Jakarta Good Guide (instagram.com/jktgoodguide)
Di mata masyarakat awam, mungkin tour guide terlihat memiliki segudang privilege. Namun sebaliknya, tak jarang para tour guide juga menemukan beberapa kendala dan hal yang kurang menyenangkan. Seperti yang dirasakan Farid ketika bertugas, ia merasa bahwa masyarakat masih skeptis dengan pekerjaannya.
“Kalau di Jakarta itu, orang-orang tuh, bukan peserta ya, tapi orang-orang umum ataupun keamanan itu masih agak sedikit skeptis. Contohnya, ada satu bangunan nih bagus kan, eh bangunan punya cerita bersejarah penting gitu ya, yang menarik. Tapi kita gak boleh berhenti di depannya gitu atau kita gak boleh lihat di sekelilingnya karena alasan keamanan. Jadi, itu agak sedikit apa ya? Kan kita ingin memberikan kepuasan kepada peserta tur dan ingin menceritakan sebenarnya, membantu menceritakan narasi dari kota ini. Cuma, kadang terbentur dengan itu,” papar Farid.
Kondisi ini sangat bertolakbelakang dengan apa yang ia rasakan ketika mengikuti tur di luar negeri. Baik itu Eropa, Amerika, mereka sangat welcome menerima turis asing untuk masuk atau berdiri di depan bangunan penting. Selain itu, tour guide juga nyatanya kerap dibikin pusing oleh infrastruktur yang belum tersedia dengan baik.
“Sama dukanya adalah ketika infrastruktur di Jakarta, di kotanya itu belum tersedia, kayak misalnya nyeberang. Sekarang kan basically jalan kaki ya, nyebrang susah, tiba-tiba trotoar gak ada. Terus, misalnya kita masuk gang itu banyak motor ataupun mobil yang parkir sembarangan. Itu yang challenging lah tantangannya kalau misalnya jalan kaki di Jakarta,” imbuh Farid.
Meski begitu, masih ada hal lain yang menyenangkan sebagai tour guide. Ia bisa bertemu banyak orang dan memperluas network. Ada perasaan senang juga ketika apa yang Farid berikan, disukai oleh banyak orang. Selama 7 tahun mengelola JGG, hal yang paling berkesan untuknya itu ketika ia bisa mengubah pandangan atau pendapat peserta mengenai kota Jakarta.

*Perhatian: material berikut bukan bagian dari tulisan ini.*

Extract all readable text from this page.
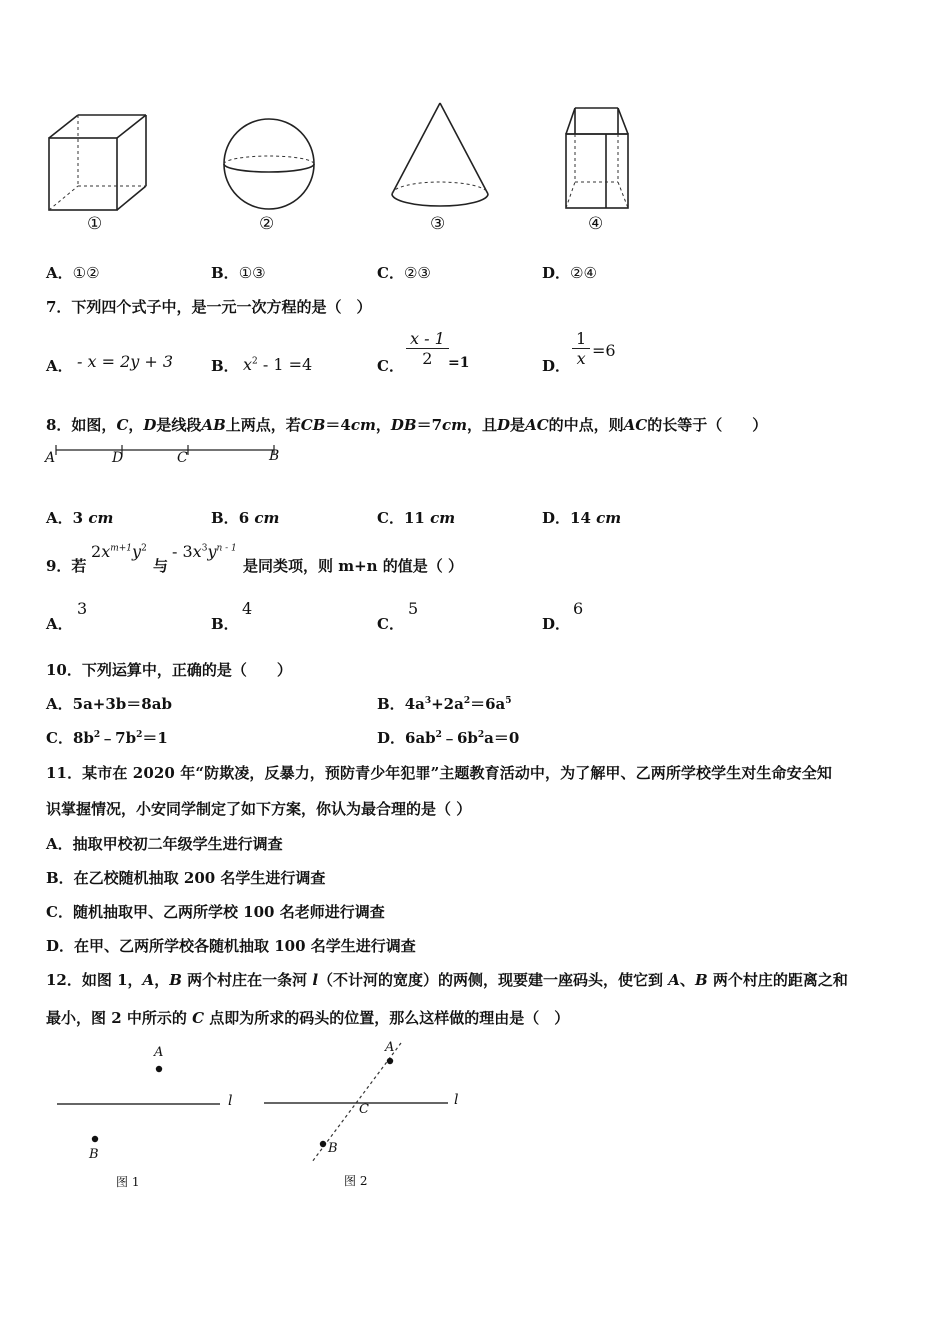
①	②	③	④
A．①②	B．①③	C．②③	D．②④
7．下列四个式子中，是一元一次方程的是（　）
A． - x = 2y + 3	B． $x^2 - 1 =4$	C． $\frac{x - 1}{2} =1$	D． $\frac{1}{x} =6$
8．如图，C，D是线段AB上两点，若CB＝4cm，DB＝7cm，且D是AC的中点，则AC的长等于（　　）
A	D	C	B
A．3 cm	B．6 cm	C．11 cm	D．14 cm
9．若
$2x^{m+1}y^2$
与
- $3x^3y^{n - 1}$
是同类项，则 m+n 的值是（ ）
A．
3
B．
4
C．
5
D．
6
10．下列运算中，正确的是（　　）
A．5a+3b＝8ab	B．$4a^3+2a^2=6a^5$
C．$8b^2﹣7b^2=1$	D．$6ab^2﹣6b^2a=0$
11．某市在 2020 年“防欺凌，反暴力，预防青少年犯罪”主题教育活动中，为了解甲、乙两所学校学生对生命安全知
识掌握情况，小安同学制定了如下方案，你认为最合理的是（ ）
A．抽取甲校初二年级学生进行调查
B．在乙校随机抽取 200 名学生进行调查
C．随机抽取甲、乙两所学校 100 名老师进行调查
D．在甲、乙两所学校各随机抽取 100 名学生进行调查
12．如图 1，A，B 两个村庄在一条河 l（不计河的宽度）的两侧，现要建一座码头，使它到 A、B 两个村庄的距离之和
最小，图 2 中所示的 C 点即为所求的码头的位置，那么这样做的理由是（　）
A
B
l
图 1
A
B
C
l
图 2
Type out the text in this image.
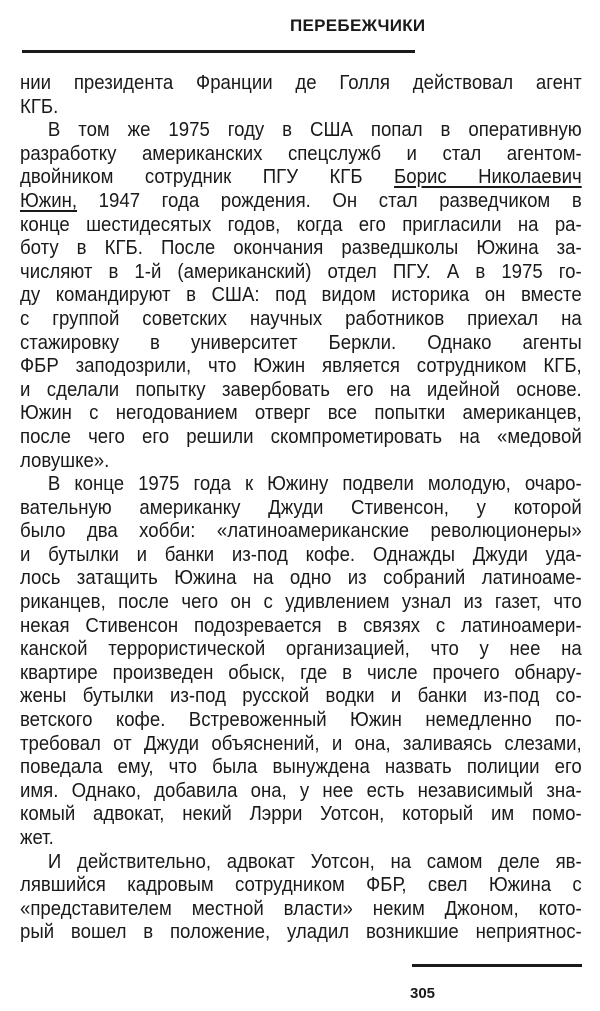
ПЕРЕБЕЖЧИКИ
нии президента Франции де Голля действовал агент
КГБ.
В том же 1975 году в США попал в оперативную
разработку американских спецслужб и стал агентом-
двойником сотрудник ПГУ КГБ Борис Николаевич
Южин, 1947 года рождения. Он стал разведчиком в
конце шестидесятых годов, когда его пригласили на ра-
боту в КГБ. После окончания разведшколы Южина за-
числяют в 1-й (американский) отдел ПГУ. А в 1975 го-
ду командируют в США: под видом историка он вместе
с группой советских научных работников приехал на
стажировку в университет Беркли. Однако агенты
ФБР заподозрили, что Южин является сотрудником КГБ,
и сделали попытку завербовать его на идейной основе.
Южин с негодованием отверг все попытки американцев,
после чего его решили скомпрометировать на «медовой
ловушке».
В конце 1975 года к Южину подвели молодую, очаро-
вательную американку Джуди Стивенсон, у которой
было два хобби: «латиноамериканские революционеры»
и бутылки и банки из-под кофе. Однажды Джуди уда-
лось затащить Южина на одно из собраний латиноаме-
риканцев, после чего он с удивлением узнал из газет, что
некая Стивенсон подозревается в связях с латиноамери-
канской террористической организацией, что у нее на
квартире произведен обыск, где в числе прочего обнару-
жены бутылки из-под русской водки и банки из-под со-
ветского кофе. Встревоженный Южин немедленно по-
требовал от Джуди объяснений, и она, заливаясь слезами,
поведала ему, что была вынуждена назвать полиции его
имя. Однако, добавила она, у нее есть независимый зна-
комый адвокат, некий Лэрри Уотсон, который им помо-
жет.
И действительно, адвокат Уотсон, на самом деле яв-
лявшийся кадровым сотрудником ФБР, свел Южина с
«представителем местной власти» неким Джоном, кото-
рый вошел в положение, уладил возникшие неприятнос-
305
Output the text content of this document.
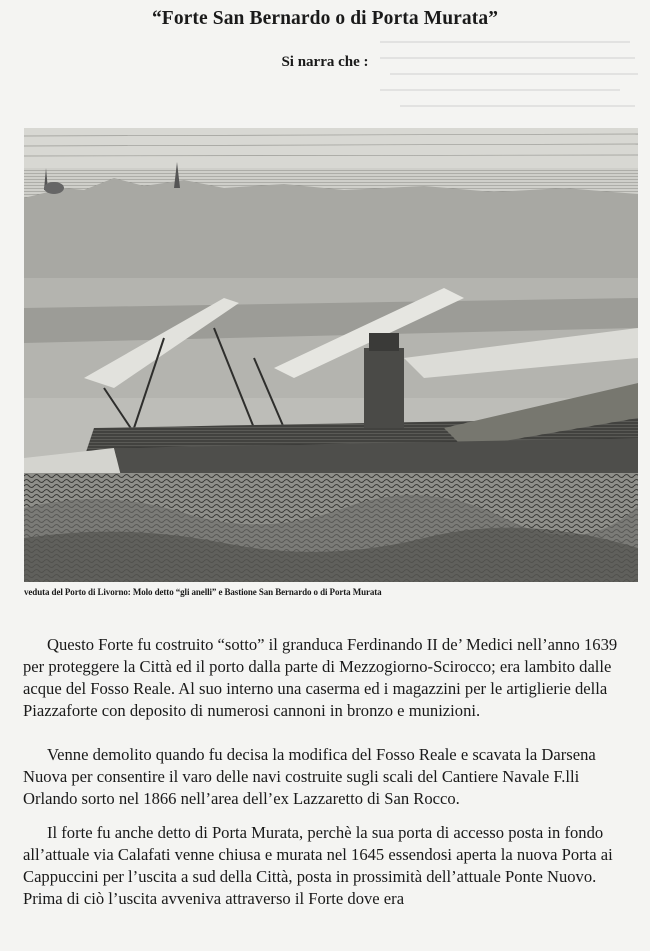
“Forte San Bernardo o di Porta Murata”
Si narra che :
veduta del Porto di Livorno: Molo detto “gli anelli” e Bastione San Bernardo o di Porta Murata

Questo Forte fu costruito “sotto” il granduca Ferdinando II de’ Medici nell’anno 1639 per proteggere la Città ed il porto dalla parte di Mezzogiorno-Scirocco; era lambito dalle acque del Fosso Reale. Al suo interno una caserma ed i magazzini per le artiglierie della Piazzaforte con deposito di numerosi cannoni in bronzo e munizioni.

Venne demolito quando fu decisa la modifica del Fosso Reale e scavata la Darsena Nuova per consentire il varo delle navi costruite sugli scali del Cantiere Navale F.lli Orlando sorto nel 1866 nell’area dell’ex Lazzaretto di San Rocco.

Il forte fu anche detto di Porta Murata, perchè la sua porta di accesso posta in fondo all’attuale via Calafati venne chiusa e murata nel 1645 essendosi aperta la nuova Porta ai Cappuccini per l’uscita a sud della Città, posta in prossimità dell’attuale Ponte Nuovo. Prima di ciò l’uscita avveniva attraverso il Forte dove era
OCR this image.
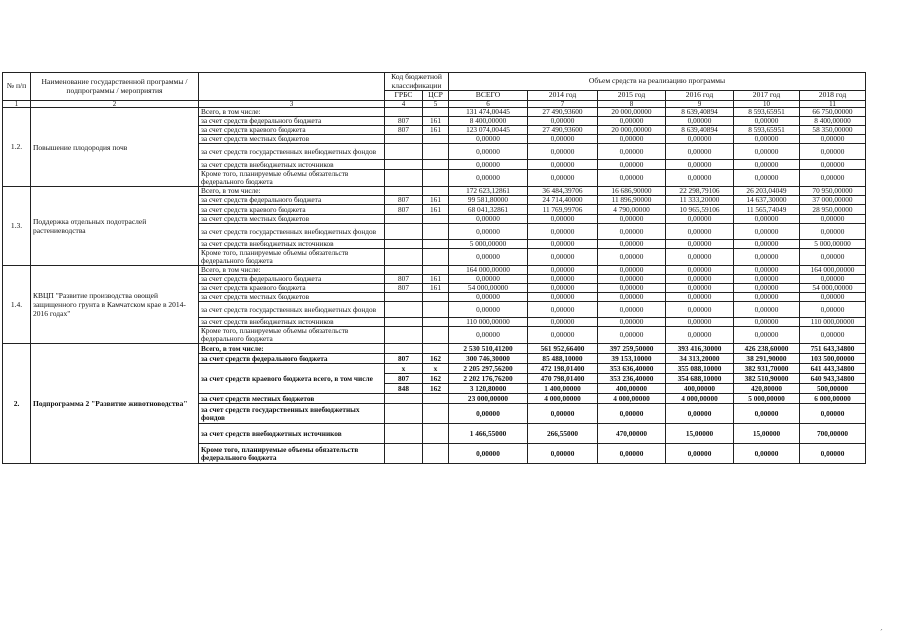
№ п/п	Наименование государственной программы / подпрограммы / мероприятия		Код бюджетной классификации		Объем средств на реализацию программы					
			ГРБС	ЦСР	ВСЕГО	2014 год	2015 год	2016 год	2017 год	2018 год
1	2	3	4	5	6	7	8	9	10	11
1.2.	Повышение плодородия почв	Всего, в том числе:			131 474,00445	27 490,93600	20 000,00000	8 639,40894	8 593,65951	66 750,00000
		за счет средств федерального бюджета	807	161	8 400,00000	0,00000	0,00000	0,00000	0,00000	8 400,00000
		за счет средств краевого бюджета	807	161	123 074,00445	27 490,93600	20 000,00000	8 639,40894	8 593,65951	58 350,00000
		за счет средств местных бюджетов			0,00000	0,00000	0,00000	0,00000	0,00000	0,00000
		за счет средств государственных внебюджетных фондов			0,00000	0,00000	0,00000	0,00000	0,00000	0,00000
		за счет средств внебюджетных источников			0,00000	0,00000	0,00000	0,00000	0,00000	0,00000
		Кроме того, планируемые объемы обязательств федерального бюджета			0,00000	0,00000	0,00000	0,00000	0,00000	0,00000
1.3.	Поддержка отдельных подотраслей растениеводства	Всего, в том числе:			172 623,12861	36 484,39706	16 686,90000	22 298,79106	26 203,04049	70 950,00000
		за счет средств федерального бюджета	807	161	99 581,80000	24 714,40000	11 896,90000	11 333,20000	14 637,30000	37 000,00000
		за счет средств краевого бюджета	807	161	68 041,32861	11 769,99706	4 790,00000	10 965,59106	11 565,74049	28 950,00000
		за счет средств местных бюджетов			0,00000	0,00000	0,00000	0,00000	0,00000	0,00000
		за счет средств государственных внебюджетных фондов			0,00000	0,00000	0,00000	0,00000	0,00000	0,00000
		за счет средств внебюджетных источников			5 000,00000	0,00000	0,00000	0,00000	0,00000	5 000,00000
		Кроме того, планируемые объемы обязательств федерального бюджета			0,00000	0,00000	0,00000	0,00000	0,00000	0,00000
1.4.	КВЦП "Развитие производства овощей защищенного грунта в Камчатском крае в 2014-2016 годах"	Всего, в том числе:			164 000,00000	0,00000	0,00000	0,00000	0,00000	164 000,00000
		за счет средств федерального бюджета	807	161	0,00000	0,00000	0,00000	0,00000	0,00000	0,00000
		за счет средств краевого бюджета	807	161	54 000,00000	0,00000	0,00000	0,00000	0,00000	54 000,00000
		за счет средств местных бюджетов			0,00000	0,00000	0,00000	0,00000	0,00000	0,00000
		за счет средств государственных внебюджетных фондов			0,00000	0,00000	0,00000	0,00000	0,00000	0,00000
		за счет средств внебюджетных источников			110 000,00000	0,00000	0,00000	0,00000	0,00000	110 000,00000
		Кроме того, планируемые объемы обязательств федерального бюджета			0,00000	0,00000	0,00000	0,00000	0,00000	0,00000
2.	Подпрограмма 2 "Развитие животноводства"	Всего, в том числе:			2 530 510,41200	561 952,66400	397 259,50000	393 416,30000	426 238,60000	751 643,34800
		за счет средств федерального бюджета	807	162	300 746,30000	85 488,10000	39 153,10000	34 313,20000	38 291,90000	103 500,00000
		за счет средств краевого бюджета всего, в том числе	x	x	2 205 297,56200	472 198,01400	353 636,40000	355 088,10000	382 931,70000	641 443,34800
			807	162	2 202 176,76200	470 798,01400	353 236,40000	354 688,10000	382 510,90000	640 943,34800
			848	162	3 120,80000	1 400,00000	400,00000	400,00000	420,80000	500,00000
		за счет средств местных бюджетов			23 000,00000	4 000,00000	4 000,00000	4 000,00000	5 000,00000	6 000,00000
		за счет средств государственных внебюджетных фондов			0,00000	0,00000	0,00000	0,00000	0,00000	0,00000
		за счет средств внебюджетных источников			1 466,55000	266,55000	470,00000	15,00000	15,00000	700,00000
		Кроме того, планируемые объемы обязательств федерального бюджета			0,00000	0,00000	0,00000	0,00000	0,00000	0,00000
´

Ia bercerita, “Waktu itu, ada peserta aku kebetulan turis asing, orang Amerika. Dia ikut tur Kota Tua kalau gak salah. Sudah jalan, kan panas tuh ya Kota Tua. Panas karena dekat pelabuhan dan segala macam. Terus, di akhir itu, dia ngomong ke aku, pas sudah bubar semuanya, sudah bilang terima kasih, sudah bayar, apa segala macam. Terus dia ngomong ‘Terima kasih, ya! Gara-gara lo tuh pandangan gue tentang kota Jakarta tuh berubah. Sebelum ini tuh, pandangan gue tentang kota Jakarta adalah polusi, macet, rawan kriminalitas, gelap gitu. Tapi ternyata setelah dua jam jalan sama lo, banyak ceritanya dan seru ya. Orang yang gue temuin di jalan itu tuh orangnya ramah-ramah gitu, senyum, nyapa’.”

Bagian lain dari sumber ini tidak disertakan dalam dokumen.